Magnetic texture modulated superconductivity in superconductor/ferromagnet shells of semiconductor nanowires

TL;DR

This study demonstrates that magnetic textures in superconductor/ferromagnet nanowires can modulate superconductivity, with superconductivity appearing only in multi-domain states and being controllable by small magnetic field changes.

Contribution

The paper provides experimental evidence that magnetic textures in superconductor/ferromagnet shells can control superconductivity, introducing a new way to manipulate superconducting regions in nanowires.

Findings

Superconductivity occurs only in multi-domain states of EuS in InAs/EuS/Al nanowires.

Magnetic textures are position-dependent and reconfigurable by small magnetic fields.

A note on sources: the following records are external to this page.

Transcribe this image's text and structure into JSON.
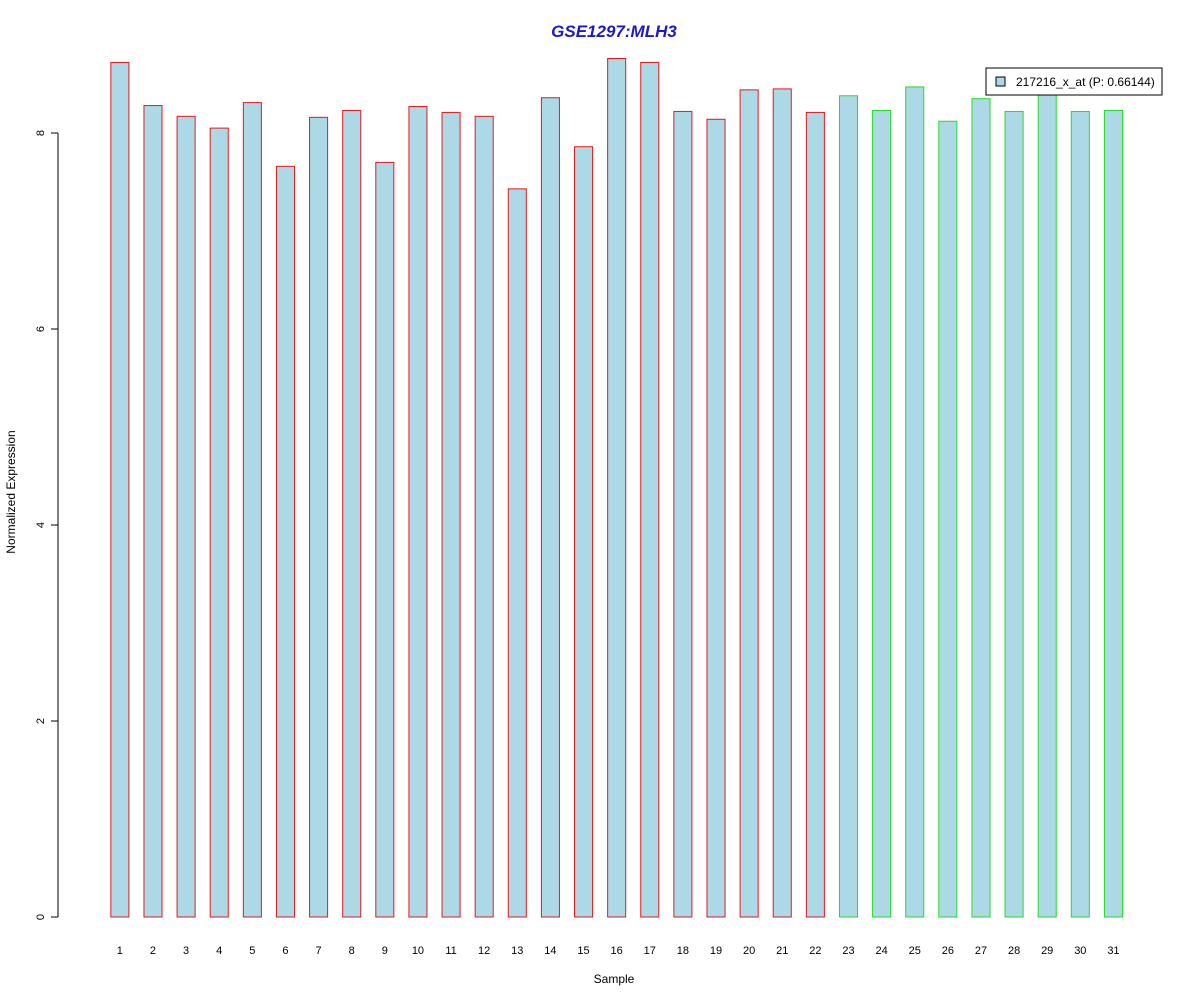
{
  "chart_data": {
    "type": "bar",
    "title": "GSE1297:MLH3",
    "xlabel": "Sample",
    "ylabel": "Normalized Expression",
    "categories": [
      "1",
      "2",
      "3",
      "4",
      "5",
      "6",
      "7",
      "8",
      "9",
      "10",
      "11",
      "12",
      "13",
      "14",
      "15",
      "16",
      "17",
      "18",
      "19",
      "20",
      "21",
      "22",
      "23",
      "24",
      "25",
      "26",
      "27",
      "28",
      "29",
      "30",
      "31"
    ],
    "series": [
      {
        "name": "217216_x_at (P: 0.66144)",
        "values": [
          8.72,
          8.28,
          8.17,
          8.05,
          8.31,
          7.66,
          8.16,
          8.23,
          7.7,
          8.27,
          8.21,
          8.17,
          7.43,
          8.36,
          7.86,
          8.76,
          8.72,
          8.22,
          8.14,
          8.44,
          8.45,
          8.21,
          8.38,
          8.23,
          8.47,
          8.12,
          8.35,
          8.22,
          8.4,
          8.22,
          8.23
        ]
      }
    ],
    "groups": [
      {
        "from": 1,
        "to": 22,
        "border_color": "#e31a1c"
      },
      {
        "from": 23,
        "to": 31,
        "border_color": "#22dd22"
      }
    ],
    "bar_fill": "#add8e6",
    "title_color": "#1a1acd",
    "yticks": [
      0,
      2,
      4,
      6,
      8
    ],
    "ylim": [
      0,
      8.8
    ],
    "legend_position": "top-right",
    "grid": false
  }
}
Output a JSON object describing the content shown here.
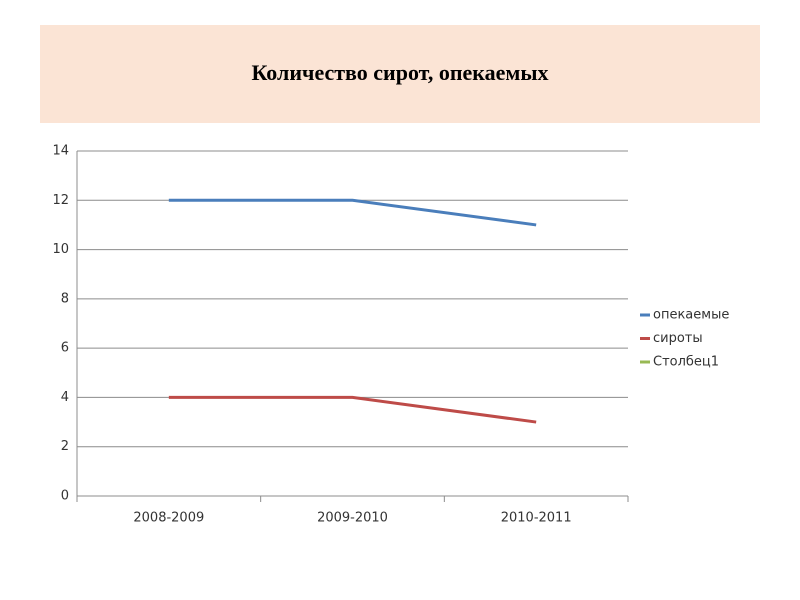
{
  "chart_data": {
    "type": "line",
    "title": "Количество сирот, опекаемых",
    "categories": [
      "2008-2009",
      "2009-2010",
      "2010-2011"
    ],
    "series": [
      {
        "name": "опекаемые",
        "color": "#4a7ebb",
        "values": [
          12,
          12,
          11
        ]
      },
      {
        "name": "сироты",
        "color": "#be4b48",
        "values": [
          4,
          4,
          3
        ]
      },
      {
        "name": "Столбец1",
        "color": "#98b954",
        "values": [
          null,
          null,
          null
        ]
      }
    ],
    "ylim": [
      0,
      14
    ],
    "yticks": [
      0,
      2,
      4,
      6,
      8,
      10,
      12,
      14
    ],
    "grid": true,
    "legend": "right"
  }
}
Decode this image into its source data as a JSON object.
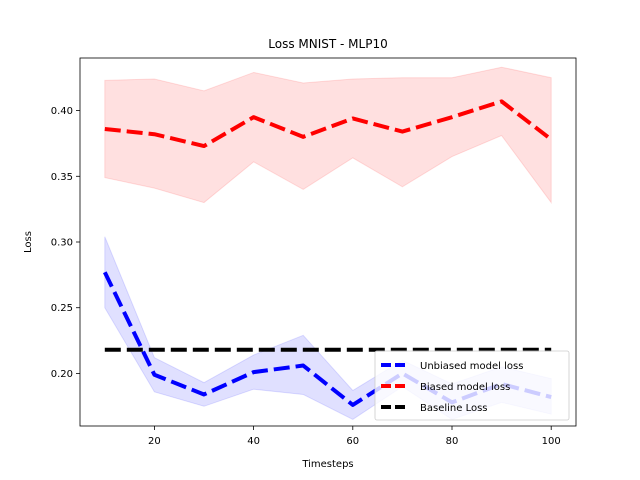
{
  "chart_data": {
    "type": "line",
    "title": "Loss MNIST - MLP10",
    "xlabel": "Timesteps",
    "ylabel": "Loss",
    "xlim": [
      5,
      105
    ],
    "ylim": [
      0.16,
      0.44
    ],
    "xticks": [
      20,
      40,
      60,
      80,
      100
    ],
    "yticks": [
      0.2,
      0.25,
      0.3,
      0.35,
      0.4
    ],
    "xtick_labels": [
      "20",
      "40",
      "60",
      "80",
      "100"
    ],
    "ytick_labels": [
      "0.20",
      "0.25",
      "0.30",
      "0.35",
      "0.40"
    ],
    "x": [
      10,
      20,
      30,
      40,
      50,
      60,
      70,
      80,
      90,
      100
    ],
    "grid": false,
    "legend_position": "lower right",
    "series": [
      {
        "name": "Unbiased model loss",
        "color": "#0000ff",
        "style": "dashed",
        "values": [
          0.277,
          0.199,
          0.184,
          0.201,
          0.206,
          0.176,
          0.2,
          0.178,
          0.192,
          0.182
        ],
        "band_upper": [
          0.304,
          0.212,
          0.193,
          0.214,
          0.229,
          0.187,
          0.21,
          0.192,
          0.205,
          0.196
        ],
        "band_lower": [
          0.25,
          0.186,
          0.175,
          0.188,
          0.184,
          0.165,
          0.19,
          0.165,
          0.178,
          0.169
        ]
      },
      {
        "name": "Biased model loss",
        "color": "#ff0000",
        "style": "dashed",
        "values": [
          0.386,
          0.382,
          0.373,
          0.395,
          0.38,
          0.394,
          0.384,
          0.395,
          0.407,
          0.378
        ],
        "band_upper": [
          0.423,
          0.424,
          0.415,
          0.429,
          0.421,
          0.424,
          0.425,
          0.425,
          0.433,
          0.425
        ],
        "band_lower": [
          0.349,
          0.341,
          0.33,
          0.361,
          0.34,
          0.364,
          0.342,
          0.365,
          0.381,
          0.33
        ]
      },
      {
        "name": "Baseline Loss",
        "color": "#000000",
        "style": "dashed",
        "values": [
          0.218,
          0.218,
          0.218,
          0.218,
          0.218,
          0.218,
          0.218,
          0.218,
          0.218,
          0.218
        ]
      }
    ]
  }
}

Localized superconducting regions can be moved by magnetic domain wall manipulation.

Abstract

In a one-dimensional ferromagnet-superconductor nanowire, magnetism can suppress superconductivity except where the Zeeman field is suppressed, for example domain wall superconductivity (DWS) near magnetic domain walls or multi-domain-averaged superconductivity (MDAS) in multi-domain states where the net magnetization over the coherence length averages to nearly zero. Here we study full-shell InAs/EuS/Al nanowires using scanning SQUID magnetometry and transport, and find superconductivity in the Al shell only when the EuS is in a multi-domain state, consistent with both DWS and MDAS, and absent in the saturated single-domain state. Scanning SQUID magnetometry further shows that the EuS magnetic texture is position dependent and reconfigurable by small changes in external magnetic field, including moving a well-defined domain wall at $\approx$5.5 $\mu$m/mT with sub-mT fields, implying that any associated localized superconducting region would likewise be movable. Such magnetic texture controlled superconductivity along a nanowire may be useful for topological qubits, Andreev spin qubits, superconducting logic, and memory devices.